FROM my end of the food chain, there is a long way to go. The Campaign to Protect Rural England (CPRE) says that a higher percentage of supermarket sales should come from local food supplied within a 30-mile area.
In response, the Big Seven – Tesco, Asda, Morrisons, Sainsbury’s, Waitrose, Co-op and Marks & Spencer – insist they are doing everything in their power to seek out, sell and promote produce sourced locally. This might well be the case, but from where I’m shopping, they must try much harder to tell us about it.
When was the last time you went to the supermarket and fell over in the aisles at the choice of locally-produced fruit, vegetables, meat, bread, cheese and other goodies? When you walk through that door, you’re more likely to be hit by a wall of kitchen roll on two-for-one than a tempting display of carrots fresh from a farmer’s field up the road. If you’re a supermarket manager busily putting together a big push on local lamb this morning, forgive me.

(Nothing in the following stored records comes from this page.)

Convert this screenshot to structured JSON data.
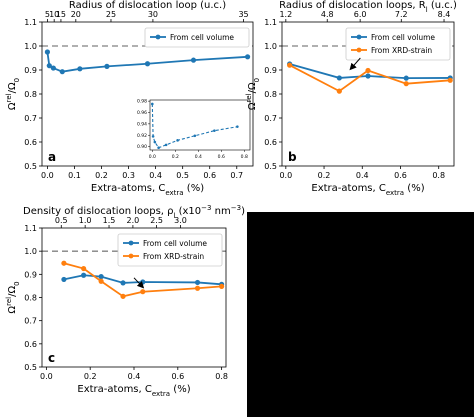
{
  "colors": {
    "blue": "#1f77b4",
    "orange": "#ff7f0e",
    "reference": "#808080"
  },
  "chart_data": [
    {
      "type": "line",
      "panel_label": "a",
      "xlabel_main": "Extra-atoms, C",
      "xlabel_sub": "extra",
      "xlabel_tail": " (%)",
      "ylabel": "Ω^rel/Ω_0",
      "top_axis_title": "Radius of dislocation loop (u.c.)",
      "xlim": [
        -0.02,
        0.76
      ],
      "ylim": [
        0.5,
        1.1
      ],
      "xticks": [
        0.0,
        0.1,
        0.2,
        0.3,
        0.4,
        0.5,
        0.6,
        0.7
      ],
      "yticks": [
        0.5,
        0.6,
        0.7,
        0.8,
        0.9,
        1.0,
        1.1
      ],
      "top_ticks": [
        {
          "x": 0.0,
          "label": "5"
        },
        {
          "x": 0.025,
          "label": "10"
        },
        {
          "x": 0.05,
          "label": "15"
        },
        {
          "x": 0.105,
          "label": "20"
        },
        {
          "x": 0.235,
          "label": "25"
        },
        {
          "x": 0.39,
          "label": "30"
        },
        {
          "x": 0.725,
          "label": "35"
        }
      ],
      "reference_line": 1.0,
      "legend_position": "top-right",
      "series": [
        {
          "name": "From cell volume",
          "color": "blue",
          "x": [
            0.0,
            0.007,
            0.022,
            0.055,
            0.12,
            0.22,
            0.37,
            0.54,
            0.74
          ],
          "y": [
            0.975,
            0.918,
            0.908,
            0.893,
            0.905,
            0.915,
            0.926,
            0.941,
            0.955
          ]
        }
      ],
      "inset": {
        "xlim": [
          -0.02,
          0.85
        ],
        "ylim": [
          0.894,
          0.982
        ],
        "xticks": [
          0.0,
          0.2,
          0.4,
          0.6,
          0.8
        ],
        "xticklabels": [
          "0.0",
          "0.2",
          "0.4",
          "0.6",
          "0.8"
        ],
        "yticks": [
          0.9,
          0.92,
          0.94,
          0.96,
          0.98
        ],
        "yticklabels": [
          "0.90",
          "0.92",
          "0.94",
          "0.96",
          "0.98"
        ],
        "x": [
          0.0,
          0.007,
          0.022,
          0.055,
          0.12,
          0.22,
          0.37,
          0.54,
          0.74
        ],
        "y": [
          0.975,
          0.918,
          0.908,
          0.898,
          0.903,
          0.911,
          0.919,
          0.928,
          0.935
        ]
      }
    },
    {
      "type": "line",
      "panel_label": "b",
      "xlabel_main": "Extra-atoms, C",
      "xlabel_sub": "extra",
      "xlabel_tail": " (%)",
      "ylabel": "Ω^rel/Ω_0",
      "top_axis_title": "Radius of dislocation loops, R_l (u.c.)",
      "xlim": [
        -0.02,
        0.88
      ],
      "ylim": [
        0.5,
        1.1
      ],
      "xticks": [
        0.0,
        0.2,
        0.4,
        0.6,
        0.8
      ],
      "yticks": [
        0.5,
        0.6,
        0.7,
        0.8,
        0.9,
        1.0,
        1.1
      ],
      "top_ticks": [
        {
          "x": 0.0,
          "label": "1.2"
        },
        {
          "x": 0.2167,
          "label": "4.8"
        },
        {
          "x": 0.3889,
          "label": "6.0"
        },
        {
          "x": 0.6042,
          "label": "7.2"
        },
        {
          "x": 0.8278,
          "label": "8.4"
        }
      ],
      "reference_line": 1.0,
      "legend_position": "top-right",
      "arrow": {
        "from": [
          0.39,
          0.95
        ],
        "to": [
          0.34,
          0.905
        ]
      },
      "series": [
        {
          "name": "From cell volume",
          "color": "blue",
          "x": [
            0.02,
            0.28,
            0.43,
            0.63,
            0.86
          ],
          "y": [
            0.925,
            0.867,
            0.875,
            0.866,
            0.867
          ]
        },
        {
          "name": "From XRD-strain",
          "color": "orange",
          "x": [
            0.02,
            0.28,
            0.43,
            0.63,
            0.86
          ],
          "y": [
            0.92,
            0.812,
            0.898,
            0.843,
            0.857
          ]
        }
      ]
    },
    {
      "type": "line",
      "panel_label": "c",
      "xlabel_main": "Extra-atoms, C",
      "xlabel_sub": "extra",
      "xlabel_tail": " (%)",
      "ylabel": "Ω^rel/Ω_0",
      "top_axis_title": "Density of dislocation loops, ρ_l (x10^−3 nm^−3)",
      "xlim": [
        -0.02,
        0.82
      ],
      "ylim": [
        0.5,
        1.1
      ],
      "xticks": [
        0.0,
        0.2,
        0.4,
        0.6,
        0.8
      ],
      "yticks": [
        0.5,
        0.6,
        0.7,
        0.8,
        0.9,
        1.0,
        1.1
      ],
      "top_ticks": [
        {
          "x": 0.068,
          "label": "0.5"
        },
        {
          "x": 0.177,
          "label": "1.0"
        },
        {
          "x": 0.286,
          "label": "1.5"
        },
        {
          "x": 0.395,
          "label": "2.0"
        },
        {
          "x": 0.503,
          "label": "2.5"
        },
        {
          "x": 0.612,
          "label": "3.0"
        }
      ],
      "reference_line": 1.0,
      "legend_position": "top-right",
      "arrow": {
        "from": [
          0.4,
          0.885
        ],
        "to": [
          0.44,
          0.845
        ]
      },
      "series": [
        {
          "name": "From cell volume",
          "color": "blue",
          "x": [
            0.08,
            0.17,
            0.25,
            0.35,
            0.44,
            0.69,
            0.8
          ],
          "y": [
            0.878,
            0.896,
            0.89,
            0.863,
            0.867,
            0.865,
            0.857
          ]
        },
        {
          "name": "From XRD-strain",
          "color": "orange",
          "x": [
            0.08,
            0.17,
            0.25,
            0.35,
            0.44,
            0.69,
            0.8
          ],
          "y": [
            0.948,
            0.925,
            0.87,
            0.805,
            0.825,
            0.84,
            0.848
          ]
        }
      ]
    }
  ]
}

I swear though, the last time I noticed any kind of special local promotion in my usual store, it was at Christmas time. And it was for lemon curd.
Instead of being presented as a mainstream choice, too often local food is still regarded as strictly for the speciality aisle. It’s not that we’re disinterested in the provenance of what we eat; a recent poll by IGD, a grocery think-tank, found a growing demand for British food, especially among the young. Shoppers aged between 18 and 24 are now twice as likely to buy British than they were in 2007. No doubt the recent scandals in the food processing industry have made us think more carefully about what we put in our mouths.
That’s why there is no sustainable argument against local food. It’s just that too many of us think it’s not for the likes of us. “Local” has become synonymous with “expensive” and, ironically, “out-of-reach”.
We know it is desirable and good for us and the environment, but it has an image problem. For urban dwellers at least, “local food” has turned into a commodity which only foodies can afford to get excited about, while the rest of us rummage about in the BOGOFs and end-of-day reductions. It’s the fault not only of supermarkets, but TV chefs, over-inflated restaurant critics, and the kind of people who bang on about driving 15 miles to a farm shop, burning up the ozone layer, just so they can buy a bag of posh sausages to brag about at their barbecues.
Not that there is anything evil about farm shops, or farmers’ markets for that matter. The very opposite is true. These outlets provide a vital cog in our regional rural economy. The forward-thinking ones already do this, but it would be good if more reached out into the suburbs and towns, supplying other retailers, even opening their own branches.
What I say though is why can’t every market be a farmers’ market? We are so lucky in Yorkshire to have a market in almost every town and city. If only we asked, we might find that the butcher behind the counter knew the name of the pig he is now selling as pork steak. Yet how many of us are guilty of ignoring what smells so delicious right under our noses?
Supermarkets must definitely up their game, but if we want the local food we say we do, we’ve got to start thinking about what local really means. Shopping smart. Asking questions. Finding out where things come from. It’s not enough to tut at the Big Seven for not doing their bit. We have to become pro-active too.
And the great thing is, markets are democratic. Anyone, a pensioner with a bus pass, a student on their way to college, can call in.
No-one needs to make a special journey from one side of the county to the other. And of course, when people use markets, they thrive.
So much that is wrong with our town centres could be cured if only more people shopped in them.
Re-establishing those ancient trading links with local farmers and producers and shouting about it could divert much-needed trade back into town and contribute to retail regeneration. And it’s not just markets. Cafés and restaurants, which might have quietly been buying their goods and ingredients locally for years, would do well to remind their customers just what they are eating.
And don’t get me started on where school dinners come from. It’s enough to say that where possible, school cooks should find their ingredients locally. What better lesson to teach children about food than recognising the orchard where their apple pie started life? I know, I know, economies of scale and all that, but if supermarkets can start to get to grips with sourcing closer to home, school kitchens can too.
Local people deserve local food. Yes, there is a long way still to go, but every one of us should think about how we can become a link in that broken chain.